For skills, it's even simpler: clone the skill once, symlink to every CLI's skill directory. The install-skill script does this in one command and supports install, uninstall, and listing across all CLIs. Update a skill? git pull in the source directory. Every CLI sees the change instantly.
(Full setup details and per-CLI config examples are in the skills repo.)
Running the multi-agent pattern manually — launching scripts, managing output files, synthesizing results — is doable for a single task. But doing it consistently, across every feature, with the same quality? That's where manual breaks down.
Zenflow lets you define custom workflows that coordinate multiple agents. A workflow might look like:
Each step runs in its own context, enabling agents to perform at their full potential. You define the workflow once and run it every time you need it. And as you go deeper into the AI orchestration rabbit hole, I'm sure you'll build your own war chest of custom workflows that fit your job.
[Disclaimer: I'm the founder of Zencoder, parent company of Zenflow. We have about 50 engineers in the company, and as we transitioned to AI-First Engineering last year, we needed tools to orchestrate all the AI workflows we were running across our SDLC, which led to Zenflow. The basic version is free and works with your existing AI subscriptions.]
I started this series with excitement about open-source repos, but at the same time, a very cautious posture toward the quality and security of the code there, and wanted to give back to the community the tools to enjoy the crowdsourced awesomeness while staying responsible. It's only fair that we close the arc of this series by talking about how your vibe-coded contributions to the world don't end up on top of security bulletins (never say never, though).
If we look at the workflow above, the verify step asks to integrate a security review, similar to the one we worked through in Part 1.
The reason security practices fail isn't that people don't care.
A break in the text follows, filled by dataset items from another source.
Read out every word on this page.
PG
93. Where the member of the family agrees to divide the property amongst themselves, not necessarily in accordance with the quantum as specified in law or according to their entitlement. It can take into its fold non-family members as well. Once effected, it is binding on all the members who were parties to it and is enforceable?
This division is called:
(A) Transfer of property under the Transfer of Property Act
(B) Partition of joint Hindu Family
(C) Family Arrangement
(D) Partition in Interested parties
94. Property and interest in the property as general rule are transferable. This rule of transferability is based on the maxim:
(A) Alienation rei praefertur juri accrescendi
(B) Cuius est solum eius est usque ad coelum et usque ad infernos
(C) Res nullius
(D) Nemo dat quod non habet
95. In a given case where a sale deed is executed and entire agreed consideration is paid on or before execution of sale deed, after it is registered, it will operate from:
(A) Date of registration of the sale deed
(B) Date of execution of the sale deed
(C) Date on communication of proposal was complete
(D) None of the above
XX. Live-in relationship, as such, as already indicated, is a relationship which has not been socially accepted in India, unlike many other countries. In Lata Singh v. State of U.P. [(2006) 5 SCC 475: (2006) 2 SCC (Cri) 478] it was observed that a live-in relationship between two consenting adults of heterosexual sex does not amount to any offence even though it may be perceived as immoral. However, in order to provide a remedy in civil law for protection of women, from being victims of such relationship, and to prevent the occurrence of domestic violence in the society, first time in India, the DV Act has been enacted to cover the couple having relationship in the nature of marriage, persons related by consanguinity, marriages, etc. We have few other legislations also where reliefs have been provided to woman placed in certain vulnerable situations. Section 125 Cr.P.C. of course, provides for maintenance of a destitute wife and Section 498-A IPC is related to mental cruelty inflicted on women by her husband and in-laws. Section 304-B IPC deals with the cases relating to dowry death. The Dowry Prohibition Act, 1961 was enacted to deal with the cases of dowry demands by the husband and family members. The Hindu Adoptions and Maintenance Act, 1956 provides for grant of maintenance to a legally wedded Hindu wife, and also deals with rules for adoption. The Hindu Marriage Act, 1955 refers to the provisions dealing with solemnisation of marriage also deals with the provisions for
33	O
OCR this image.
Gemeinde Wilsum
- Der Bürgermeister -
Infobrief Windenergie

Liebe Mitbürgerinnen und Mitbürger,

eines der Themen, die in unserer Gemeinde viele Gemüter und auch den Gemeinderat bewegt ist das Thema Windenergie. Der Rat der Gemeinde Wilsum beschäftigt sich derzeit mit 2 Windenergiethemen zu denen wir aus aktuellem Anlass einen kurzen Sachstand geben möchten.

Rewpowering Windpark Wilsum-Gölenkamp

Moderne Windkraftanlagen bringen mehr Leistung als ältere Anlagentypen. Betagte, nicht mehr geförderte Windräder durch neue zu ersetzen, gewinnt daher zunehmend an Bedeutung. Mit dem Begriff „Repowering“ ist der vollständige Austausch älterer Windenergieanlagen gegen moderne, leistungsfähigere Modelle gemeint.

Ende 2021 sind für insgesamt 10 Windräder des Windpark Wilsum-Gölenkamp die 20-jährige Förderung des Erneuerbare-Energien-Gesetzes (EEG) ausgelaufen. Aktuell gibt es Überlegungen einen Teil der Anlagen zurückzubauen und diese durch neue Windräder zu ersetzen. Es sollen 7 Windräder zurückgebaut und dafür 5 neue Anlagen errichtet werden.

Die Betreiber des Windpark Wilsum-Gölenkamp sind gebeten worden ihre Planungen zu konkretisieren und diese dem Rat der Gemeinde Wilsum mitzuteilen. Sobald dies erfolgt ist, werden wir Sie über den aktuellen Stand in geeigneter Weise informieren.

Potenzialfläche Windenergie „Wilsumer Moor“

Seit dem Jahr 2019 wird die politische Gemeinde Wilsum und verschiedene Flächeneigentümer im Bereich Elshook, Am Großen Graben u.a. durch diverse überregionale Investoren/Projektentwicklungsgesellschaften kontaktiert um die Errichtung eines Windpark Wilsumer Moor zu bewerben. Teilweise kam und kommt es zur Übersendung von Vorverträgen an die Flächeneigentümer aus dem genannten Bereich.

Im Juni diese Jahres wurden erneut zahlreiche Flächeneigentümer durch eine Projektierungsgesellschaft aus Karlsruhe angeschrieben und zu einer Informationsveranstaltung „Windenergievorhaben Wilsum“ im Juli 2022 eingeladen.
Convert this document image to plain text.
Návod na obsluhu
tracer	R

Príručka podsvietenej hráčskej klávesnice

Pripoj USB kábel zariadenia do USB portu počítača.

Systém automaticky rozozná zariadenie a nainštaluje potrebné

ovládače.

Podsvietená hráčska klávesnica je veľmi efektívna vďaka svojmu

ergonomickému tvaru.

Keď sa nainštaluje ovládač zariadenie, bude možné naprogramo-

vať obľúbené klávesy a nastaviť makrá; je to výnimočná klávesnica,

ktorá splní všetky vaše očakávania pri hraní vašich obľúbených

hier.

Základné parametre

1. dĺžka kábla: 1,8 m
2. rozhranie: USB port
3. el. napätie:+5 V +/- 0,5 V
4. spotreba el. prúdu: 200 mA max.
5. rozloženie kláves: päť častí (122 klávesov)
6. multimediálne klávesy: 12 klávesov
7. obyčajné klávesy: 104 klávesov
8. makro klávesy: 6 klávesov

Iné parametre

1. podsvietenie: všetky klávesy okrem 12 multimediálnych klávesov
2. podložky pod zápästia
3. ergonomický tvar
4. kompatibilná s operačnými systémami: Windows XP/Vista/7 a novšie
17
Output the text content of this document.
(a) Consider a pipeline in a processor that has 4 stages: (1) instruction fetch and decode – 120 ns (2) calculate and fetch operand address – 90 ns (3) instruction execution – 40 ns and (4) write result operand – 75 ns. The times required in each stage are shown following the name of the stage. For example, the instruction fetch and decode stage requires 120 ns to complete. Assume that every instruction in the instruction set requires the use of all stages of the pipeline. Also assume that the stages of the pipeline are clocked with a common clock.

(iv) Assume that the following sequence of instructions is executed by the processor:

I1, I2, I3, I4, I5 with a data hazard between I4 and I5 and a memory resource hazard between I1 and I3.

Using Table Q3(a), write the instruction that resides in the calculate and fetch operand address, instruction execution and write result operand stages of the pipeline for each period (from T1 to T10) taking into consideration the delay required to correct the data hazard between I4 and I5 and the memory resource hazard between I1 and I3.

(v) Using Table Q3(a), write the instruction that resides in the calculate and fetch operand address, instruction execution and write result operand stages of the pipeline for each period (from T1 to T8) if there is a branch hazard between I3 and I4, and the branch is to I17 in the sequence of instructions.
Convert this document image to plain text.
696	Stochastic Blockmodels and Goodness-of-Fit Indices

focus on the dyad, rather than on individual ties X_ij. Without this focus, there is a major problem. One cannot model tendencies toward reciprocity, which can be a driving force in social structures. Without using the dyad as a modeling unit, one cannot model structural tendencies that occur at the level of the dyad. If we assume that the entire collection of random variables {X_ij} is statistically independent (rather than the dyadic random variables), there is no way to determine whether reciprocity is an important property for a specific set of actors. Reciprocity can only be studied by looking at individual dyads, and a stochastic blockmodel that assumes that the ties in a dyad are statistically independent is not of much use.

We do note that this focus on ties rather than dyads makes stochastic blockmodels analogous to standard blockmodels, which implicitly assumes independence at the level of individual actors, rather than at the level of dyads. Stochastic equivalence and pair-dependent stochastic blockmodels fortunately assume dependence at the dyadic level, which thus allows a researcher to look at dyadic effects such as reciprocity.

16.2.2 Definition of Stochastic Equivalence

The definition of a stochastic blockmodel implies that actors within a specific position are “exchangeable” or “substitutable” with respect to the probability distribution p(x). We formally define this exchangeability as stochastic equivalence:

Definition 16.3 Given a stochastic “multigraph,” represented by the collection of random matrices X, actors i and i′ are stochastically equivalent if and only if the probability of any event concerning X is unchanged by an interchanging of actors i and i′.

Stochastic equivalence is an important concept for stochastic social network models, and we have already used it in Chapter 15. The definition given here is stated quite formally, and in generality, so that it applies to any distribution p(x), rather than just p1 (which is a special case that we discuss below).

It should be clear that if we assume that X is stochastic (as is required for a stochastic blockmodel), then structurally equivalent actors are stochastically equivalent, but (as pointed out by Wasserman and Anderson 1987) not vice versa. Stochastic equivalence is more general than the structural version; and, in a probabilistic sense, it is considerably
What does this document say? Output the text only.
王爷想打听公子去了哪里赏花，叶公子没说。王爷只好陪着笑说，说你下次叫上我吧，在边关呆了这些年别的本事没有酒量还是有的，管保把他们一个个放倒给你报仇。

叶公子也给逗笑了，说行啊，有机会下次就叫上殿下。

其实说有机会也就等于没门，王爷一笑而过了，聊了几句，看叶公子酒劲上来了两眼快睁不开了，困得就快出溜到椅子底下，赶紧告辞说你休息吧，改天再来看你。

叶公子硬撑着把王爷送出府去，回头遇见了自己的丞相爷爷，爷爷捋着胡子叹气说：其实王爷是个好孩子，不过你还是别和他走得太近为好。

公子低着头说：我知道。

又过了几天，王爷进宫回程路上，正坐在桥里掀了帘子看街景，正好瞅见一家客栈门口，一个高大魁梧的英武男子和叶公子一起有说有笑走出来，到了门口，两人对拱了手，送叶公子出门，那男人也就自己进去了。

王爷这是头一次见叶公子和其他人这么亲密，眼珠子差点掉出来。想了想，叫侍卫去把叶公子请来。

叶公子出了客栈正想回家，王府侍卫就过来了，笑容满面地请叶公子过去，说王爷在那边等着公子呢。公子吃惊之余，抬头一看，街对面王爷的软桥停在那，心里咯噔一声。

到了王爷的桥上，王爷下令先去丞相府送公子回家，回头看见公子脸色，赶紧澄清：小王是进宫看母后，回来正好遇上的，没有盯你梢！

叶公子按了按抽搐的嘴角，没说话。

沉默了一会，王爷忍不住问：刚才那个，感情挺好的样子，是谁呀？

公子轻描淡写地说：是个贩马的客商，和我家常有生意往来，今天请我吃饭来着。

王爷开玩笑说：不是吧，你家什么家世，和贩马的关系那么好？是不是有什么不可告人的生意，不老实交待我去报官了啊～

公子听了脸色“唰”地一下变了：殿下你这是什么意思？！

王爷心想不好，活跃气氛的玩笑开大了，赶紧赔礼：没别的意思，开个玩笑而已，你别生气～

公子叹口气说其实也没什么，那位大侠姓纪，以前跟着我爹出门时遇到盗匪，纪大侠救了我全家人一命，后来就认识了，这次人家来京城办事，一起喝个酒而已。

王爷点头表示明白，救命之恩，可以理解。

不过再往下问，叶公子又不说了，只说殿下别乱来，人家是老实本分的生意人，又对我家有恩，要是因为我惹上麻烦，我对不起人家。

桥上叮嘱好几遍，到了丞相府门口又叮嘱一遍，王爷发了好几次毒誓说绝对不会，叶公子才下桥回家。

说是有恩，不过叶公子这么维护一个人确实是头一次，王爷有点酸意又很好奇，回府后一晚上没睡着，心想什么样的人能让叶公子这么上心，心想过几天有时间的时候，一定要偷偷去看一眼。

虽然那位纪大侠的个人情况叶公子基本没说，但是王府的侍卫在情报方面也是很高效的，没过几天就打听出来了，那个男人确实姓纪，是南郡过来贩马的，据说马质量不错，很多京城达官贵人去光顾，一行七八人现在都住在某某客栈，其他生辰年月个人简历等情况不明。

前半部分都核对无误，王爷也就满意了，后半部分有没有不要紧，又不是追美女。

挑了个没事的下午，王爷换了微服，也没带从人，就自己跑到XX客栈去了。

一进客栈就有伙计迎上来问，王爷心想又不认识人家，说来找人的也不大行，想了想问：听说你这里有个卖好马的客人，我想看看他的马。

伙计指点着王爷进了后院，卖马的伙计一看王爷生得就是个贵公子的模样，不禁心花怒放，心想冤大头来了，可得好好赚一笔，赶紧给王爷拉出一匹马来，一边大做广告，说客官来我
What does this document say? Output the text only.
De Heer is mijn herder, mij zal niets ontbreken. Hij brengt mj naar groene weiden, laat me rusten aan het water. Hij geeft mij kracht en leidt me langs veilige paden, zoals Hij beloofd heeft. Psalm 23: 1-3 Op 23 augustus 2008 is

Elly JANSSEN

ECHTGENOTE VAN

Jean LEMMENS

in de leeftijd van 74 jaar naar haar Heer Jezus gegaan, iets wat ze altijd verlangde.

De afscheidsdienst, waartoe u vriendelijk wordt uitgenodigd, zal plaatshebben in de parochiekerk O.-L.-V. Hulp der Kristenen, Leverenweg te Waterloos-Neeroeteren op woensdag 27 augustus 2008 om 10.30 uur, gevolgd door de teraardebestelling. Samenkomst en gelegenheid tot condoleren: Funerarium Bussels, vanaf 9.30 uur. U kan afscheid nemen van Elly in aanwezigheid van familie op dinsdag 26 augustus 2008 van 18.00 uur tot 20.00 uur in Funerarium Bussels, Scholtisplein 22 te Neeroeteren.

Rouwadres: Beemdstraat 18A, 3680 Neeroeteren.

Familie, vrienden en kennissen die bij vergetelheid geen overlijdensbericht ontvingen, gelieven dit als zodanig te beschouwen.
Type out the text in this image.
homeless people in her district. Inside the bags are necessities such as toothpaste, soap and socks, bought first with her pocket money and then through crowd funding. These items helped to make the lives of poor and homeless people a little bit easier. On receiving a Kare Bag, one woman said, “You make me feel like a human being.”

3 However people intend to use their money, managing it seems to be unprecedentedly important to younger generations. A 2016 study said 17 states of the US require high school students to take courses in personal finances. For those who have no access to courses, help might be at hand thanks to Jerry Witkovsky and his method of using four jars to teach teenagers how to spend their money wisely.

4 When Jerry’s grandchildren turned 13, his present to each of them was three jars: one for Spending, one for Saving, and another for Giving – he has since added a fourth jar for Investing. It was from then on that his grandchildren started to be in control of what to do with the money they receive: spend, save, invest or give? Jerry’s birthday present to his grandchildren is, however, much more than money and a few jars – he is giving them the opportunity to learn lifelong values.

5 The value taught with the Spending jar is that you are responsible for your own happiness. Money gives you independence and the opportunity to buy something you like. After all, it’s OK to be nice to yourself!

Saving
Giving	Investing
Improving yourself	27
It's friction. If it's manual, it gets skipped. If it's embedded in the workflow, it happens every time. The same agent that wrote the code runs the review — you just told it to, once, in the workflow definition.
Part 1: scan before you clone. Part 2: understand the recursive trap — your scanner reads untrusted content too. Part 3: secure the supply chain for MCP servers and skills. This post: turn those defenses into a force multiplier by orchestrating your agents together, and build the security review into your workflow so it happens without thinking.
The AI Agent Survival Guide isn't about being paranoid. It's about building the habits and automation that let you vibe code confidently — fast drafts backed by real review, multiple perspectives instead of one, security that runs because the workflow says so, not because you remembered.